Sunday, September 24, 2006
(8:20 AM) | Anonymous:
Did You Give Up Punk For Lent?
Sometime in 1994, I stopped listening to music. Not entirely, of course. But for the next six or seven years, it became a fading presence in my daily life -- something I did without entirely for months at a time, and didn't think about much otherwise.This change coincided, more or less, with getting married. It also overlapped with giving up a little of the crippling perfectionism about writing -- enough that I became able to finish work and publish it regularly. The flow of causality in all of this would be hard to chart. It was a period of decisions, obviously, but I'm pretty sure that "Okay, no more music from now on" really was not one of them.
Whatever the reason, then, the album Manos by the Spinanes, from 1993, was more or less where indie rock and I parted ways for the decade. (We still don't stay in touch all that often.)
The band's lineup was extremely minimal: one drummer plus a guitarist who sang. This has been imitated but not improved upon by others, In particular, I loved the guitarist's style. Her playing felt naive, but precise, and her voice seemed to be coming from some register between breathiness and strength. The drummer is skillful but also restrained (not always qualities found in the same person), using what sounds like a small kit to very good effect.

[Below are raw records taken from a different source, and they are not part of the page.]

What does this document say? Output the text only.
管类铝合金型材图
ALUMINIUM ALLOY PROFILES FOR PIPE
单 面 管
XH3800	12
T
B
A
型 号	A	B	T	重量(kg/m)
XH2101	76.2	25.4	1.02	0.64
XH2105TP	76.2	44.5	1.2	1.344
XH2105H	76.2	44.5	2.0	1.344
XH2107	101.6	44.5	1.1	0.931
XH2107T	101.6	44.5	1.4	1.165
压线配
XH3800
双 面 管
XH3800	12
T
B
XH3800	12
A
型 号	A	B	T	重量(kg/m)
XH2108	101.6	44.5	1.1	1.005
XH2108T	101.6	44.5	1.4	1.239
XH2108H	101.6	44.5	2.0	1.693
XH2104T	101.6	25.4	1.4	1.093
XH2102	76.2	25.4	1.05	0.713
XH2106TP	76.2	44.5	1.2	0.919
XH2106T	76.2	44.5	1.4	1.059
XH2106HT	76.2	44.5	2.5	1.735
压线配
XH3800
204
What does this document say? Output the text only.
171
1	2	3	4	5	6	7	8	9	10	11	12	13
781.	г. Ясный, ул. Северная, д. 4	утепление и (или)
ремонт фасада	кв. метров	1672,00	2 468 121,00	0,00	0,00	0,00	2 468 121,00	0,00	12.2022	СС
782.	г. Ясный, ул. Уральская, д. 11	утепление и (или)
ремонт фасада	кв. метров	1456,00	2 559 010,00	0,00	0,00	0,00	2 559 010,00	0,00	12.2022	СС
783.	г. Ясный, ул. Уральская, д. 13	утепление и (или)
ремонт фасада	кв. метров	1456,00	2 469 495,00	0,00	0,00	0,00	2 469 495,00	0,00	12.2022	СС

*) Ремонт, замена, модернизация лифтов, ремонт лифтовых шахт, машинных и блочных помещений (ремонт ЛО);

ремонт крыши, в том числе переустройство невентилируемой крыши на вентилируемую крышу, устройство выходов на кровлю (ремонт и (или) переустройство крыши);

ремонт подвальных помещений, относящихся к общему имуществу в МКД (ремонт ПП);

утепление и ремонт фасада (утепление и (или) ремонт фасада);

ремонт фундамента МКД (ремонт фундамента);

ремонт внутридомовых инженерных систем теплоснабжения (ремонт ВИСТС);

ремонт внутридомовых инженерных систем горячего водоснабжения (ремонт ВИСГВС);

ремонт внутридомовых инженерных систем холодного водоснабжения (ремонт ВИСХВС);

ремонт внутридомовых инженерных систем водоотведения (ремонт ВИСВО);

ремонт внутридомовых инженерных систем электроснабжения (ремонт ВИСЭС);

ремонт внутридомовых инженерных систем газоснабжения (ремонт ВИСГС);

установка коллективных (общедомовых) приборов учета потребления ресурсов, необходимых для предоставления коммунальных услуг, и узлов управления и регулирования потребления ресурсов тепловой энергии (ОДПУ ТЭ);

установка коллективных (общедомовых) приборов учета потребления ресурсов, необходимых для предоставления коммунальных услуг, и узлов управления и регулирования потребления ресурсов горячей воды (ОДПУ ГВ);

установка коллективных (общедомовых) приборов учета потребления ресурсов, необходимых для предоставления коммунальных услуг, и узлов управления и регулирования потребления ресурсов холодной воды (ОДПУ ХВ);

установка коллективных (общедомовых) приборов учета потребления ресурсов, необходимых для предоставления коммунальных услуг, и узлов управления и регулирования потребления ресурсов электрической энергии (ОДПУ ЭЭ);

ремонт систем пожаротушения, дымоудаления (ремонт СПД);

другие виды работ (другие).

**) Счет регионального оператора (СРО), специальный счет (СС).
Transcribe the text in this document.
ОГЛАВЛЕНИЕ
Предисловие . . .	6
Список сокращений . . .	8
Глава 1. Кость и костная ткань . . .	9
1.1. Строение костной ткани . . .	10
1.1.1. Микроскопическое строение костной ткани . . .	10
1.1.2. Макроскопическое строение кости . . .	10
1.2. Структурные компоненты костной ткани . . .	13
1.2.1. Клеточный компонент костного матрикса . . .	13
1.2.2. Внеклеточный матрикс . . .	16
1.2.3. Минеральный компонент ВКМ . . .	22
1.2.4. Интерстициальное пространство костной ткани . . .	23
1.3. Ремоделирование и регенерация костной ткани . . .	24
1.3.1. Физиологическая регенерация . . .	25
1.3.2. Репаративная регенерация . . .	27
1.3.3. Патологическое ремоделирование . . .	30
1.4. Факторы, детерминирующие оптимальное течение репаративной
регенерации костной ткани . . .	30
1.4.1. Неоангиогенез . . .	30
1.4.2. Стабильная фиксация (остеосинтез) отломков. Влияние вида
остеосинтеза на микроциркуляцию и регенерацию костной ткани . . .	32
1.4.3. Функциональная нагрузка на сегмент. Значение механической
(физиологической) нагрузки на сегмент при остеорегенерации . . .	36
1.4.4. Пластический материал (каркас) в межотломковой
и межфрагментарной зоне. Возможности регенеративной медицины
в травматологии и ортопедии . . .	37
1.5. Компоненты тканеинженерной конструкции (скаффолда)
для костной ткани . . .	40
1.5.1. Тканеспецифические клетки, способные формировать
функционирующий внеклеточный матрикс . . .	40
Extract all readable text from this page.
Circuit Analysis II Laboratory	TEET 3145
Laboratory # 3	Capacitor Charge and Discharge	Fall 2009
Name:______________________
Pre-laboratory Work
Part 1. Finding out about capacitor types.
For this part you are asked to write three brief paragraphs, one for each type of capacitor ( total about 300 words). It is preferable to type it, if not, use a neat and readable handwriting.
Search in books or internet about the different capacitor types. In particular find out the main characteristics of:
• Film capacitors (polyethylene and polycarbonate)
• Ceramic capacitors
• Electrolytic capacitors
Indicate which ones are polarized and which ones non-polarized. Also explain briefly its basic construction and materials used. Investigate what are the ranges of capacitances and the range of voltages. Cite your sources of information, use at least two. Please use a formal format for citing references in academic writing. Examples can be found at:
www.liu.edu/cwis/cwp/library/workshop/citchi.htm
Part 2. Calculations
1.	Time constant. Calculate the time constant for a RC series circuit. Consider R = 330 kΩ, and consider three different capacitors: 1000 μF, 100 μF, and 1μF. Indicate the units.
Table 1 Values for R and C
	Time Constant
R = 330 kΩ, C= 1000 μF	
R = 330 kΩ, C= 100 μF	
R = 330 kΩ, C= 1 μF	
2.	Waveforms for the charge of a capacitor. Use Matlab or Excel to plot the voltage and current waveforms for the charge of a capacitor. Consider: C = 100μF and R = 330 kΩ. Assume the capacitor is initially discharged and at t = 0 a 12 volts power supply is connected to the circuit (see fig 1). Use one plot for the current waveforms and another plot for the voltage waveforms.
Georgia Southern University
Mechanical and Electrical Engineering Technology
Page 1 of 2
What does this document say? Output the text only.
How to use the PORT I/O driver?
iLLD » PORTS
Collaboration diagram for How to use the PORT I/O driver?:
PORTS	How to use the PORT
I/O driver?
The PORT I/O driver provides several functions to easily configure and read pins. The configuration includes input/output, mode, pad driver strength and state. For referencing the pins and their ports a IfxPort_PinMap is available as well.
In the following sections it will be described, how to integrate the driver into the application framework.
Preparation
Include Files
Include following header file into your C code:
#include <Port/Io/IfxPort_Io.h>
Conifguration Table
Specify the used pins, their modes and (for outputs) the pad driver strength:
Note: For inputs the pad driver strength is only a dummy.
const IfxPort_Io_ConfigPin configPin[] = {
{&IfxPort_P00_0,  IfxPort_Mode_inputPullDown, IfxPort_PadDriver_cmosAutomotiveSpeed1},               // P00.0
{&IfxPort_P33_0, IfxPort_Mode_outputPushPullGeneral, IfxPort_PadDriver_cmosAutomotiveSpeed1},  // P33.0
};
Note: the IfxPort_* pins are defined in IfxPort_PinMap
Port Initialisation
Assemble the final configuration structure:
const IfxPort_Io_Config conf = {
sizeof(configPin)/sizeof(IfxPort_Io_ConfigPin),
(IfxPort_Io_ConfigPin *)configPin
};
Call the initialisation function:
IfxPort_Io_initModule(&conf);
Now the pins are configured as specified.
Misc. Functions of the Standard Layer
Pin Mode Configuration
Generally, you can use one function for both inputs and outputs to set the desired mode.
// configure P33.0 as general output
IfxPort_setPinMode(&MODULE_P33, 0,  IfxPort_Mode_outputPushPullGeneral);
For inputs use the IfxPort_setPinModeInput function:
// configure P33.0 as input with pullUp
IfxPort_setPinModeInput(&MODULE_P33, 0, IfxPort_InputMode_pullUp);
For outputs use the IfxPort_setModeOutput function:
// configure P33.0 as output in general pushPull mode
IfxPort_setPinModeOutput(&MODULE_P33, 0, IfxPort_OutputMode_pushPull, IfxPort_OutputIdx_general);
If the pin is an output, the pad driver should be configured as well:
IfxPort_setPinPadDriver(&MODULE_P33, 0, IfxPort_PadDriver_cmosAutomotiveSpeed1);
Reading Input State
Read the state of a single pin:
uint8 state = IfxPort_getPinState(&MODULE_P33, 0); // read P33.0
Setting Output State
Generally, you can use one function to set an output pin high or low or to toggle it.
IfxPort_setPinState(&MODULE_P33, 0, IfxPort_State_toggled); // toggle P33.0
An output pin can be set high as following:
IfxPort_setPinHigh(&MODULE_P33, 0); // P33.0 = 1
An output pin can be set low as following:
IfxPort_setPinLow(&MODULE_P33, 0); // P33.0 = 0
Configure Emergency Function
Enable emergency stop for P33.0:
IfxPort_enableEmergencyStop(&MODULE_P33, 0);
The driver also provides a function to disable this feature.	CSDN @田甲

Looking around for commentary on the band, I find this entry from about a year ago by a blogger named Andrews Tsks. He seems not to have undergone anything like my own hermit-like withdrawl from the music world, but shares the impression that this was a pretty special record:
The overall feeling of Manos is one of intimacy: minimalist arrangements make every vocal nuance, every drum hit stand out, as if each minor decision made in the album's performance is communicating a message to the listener. At the same time, The Spinanes' music has the power to fill a room with warmth and light, enveloping the listener in its subtle but ultimately overwhelming beauty. How this band has become so obscure as they now are is a complete mystery to me.
Plugging the band's name into YouTube, the only item by them that comes back is this video from 1996 for a later song, "Lines and Lines." It's less spare than anything on Manos. It also strikes me as the most beautiful thing I've heard in a long time.
Elswhere online, there's an early and perhaps deliberately un-polished video for "Noel, Joel, and Me" (the second song on Manos).
By the way, I'm curious whether the title of the record has any explanation, or if the band just thought the Spanish word for "hands" had a nice ring to it. I'd prefer to think it is not an allusion to the extremely low-budget and quite awful horror movie Manos: Hands of Fate (sometimes derisively called Mangoes: Cans of Fruit) even though it turns out I once knew someone who was involved with the film. See this essay by Pat Littledog, a writer who lived one small town over from mine in East Texas when I was in high school.
On the other hand, if it turns out that the Spinanes did have that movie in mind...whoah. That would be very "plate of shrimp."